Дело Платона рассматривается за закрытыми дверями по тем же соображениям, что и дело Филата?
Конечно.
Министр юстиции в интервью рассказал мне, что на первых заседаниях по делу Филата на судей оказывали давление и запугивали их.
Я не хочу об этом говорить. Когда-нибудь мы расскажем об этом. Есть много ситуаций, о которых пока умалчиваем. Нам и судьям, в том числе, нелегко приходится с этими делами. Выявляется много интересных фактов, но поговорим об этом, когда распутаем весь клубок. Слишком долго эта система работала и приносила кому-то выгоду, влияние и богатство. Когда мы говорим Платон — это десятки, сотни людей, которые работали на него. Когда мы говорим Филат — то же самое, он же не сам все это делал. Мы должны отправить в суд всех замешанных в этой незаконной деятельности.
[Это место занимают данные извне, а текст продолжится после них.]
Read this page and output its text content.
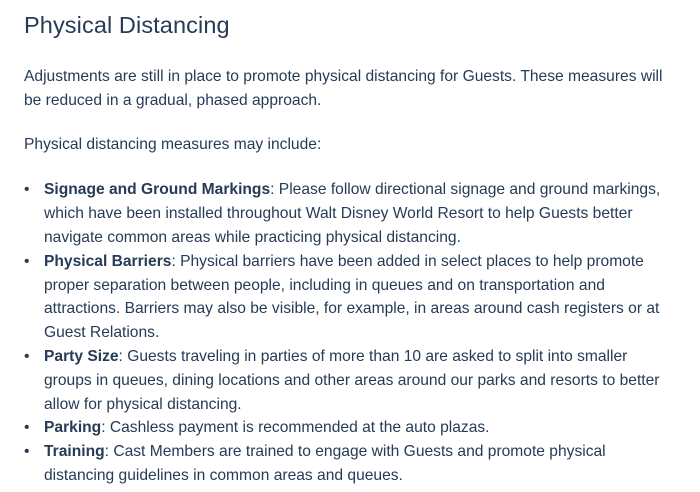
Physical Distancing

Adjustments are still in place to promote physical distancing for Guests. These measures will be reduced in a gradual, phased approach.

Physical distancing measures may include:

• Signage and Ground Markings: Please follow directional signage and ground markings, which have been installed throughout Walt Disney World Resort to help Guests better navigate common areas while practicing physical distancing.
• Physical Barriers: Physical barriers have been added in select places to help promote proper separation between people, including in queues and on transportation and attractions. Barriers may also be visible, for example, in areas around cash registers or at Guest Relations.
• Party Size: Guests traveling in parties of more than 10 are asked to split into smaller groups in queues, dining locations and other areas around our parks and resorts to better allow for physical distancing.
• Parking: Cashless payment is recommended at the auto plazas.
• Training: Cast Members are trained to engage with Guests and promote physical distancing guidelines in common areas and queues.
Как один Филат мог совершить такое масштабное преступление — хищение миллиарда? Возникает закономерный вопрос: были ли вовлечены другие влиятельные люди? Увидим ли мы еще кого-нибудь на скамье подсудимых?
Мы сделаем все возможное, чтобы все, замешанные в этом преступлении, понесли наказание. Независимо от политической принадлежности, занимаемой должности или заслуг перед народом и обществом.
Почему Илан Шор, давший показания против Филата и признавшийся, что дал взятку, до сих пор не понес наказания?
По закону, если человек, до того как правоохранительные органы узнали об этом из других источников, сам признается, что дал взятку, он освобождается от ответственности. Чтобы было понятно, Шор искупил свою вину дачи взятки тем, что написал этот донос. Что касается других дел, это тактика следствия. Все идет по нашему плану, не стоит опережать события: во всем, что мы делаем, есть логическая цепочка.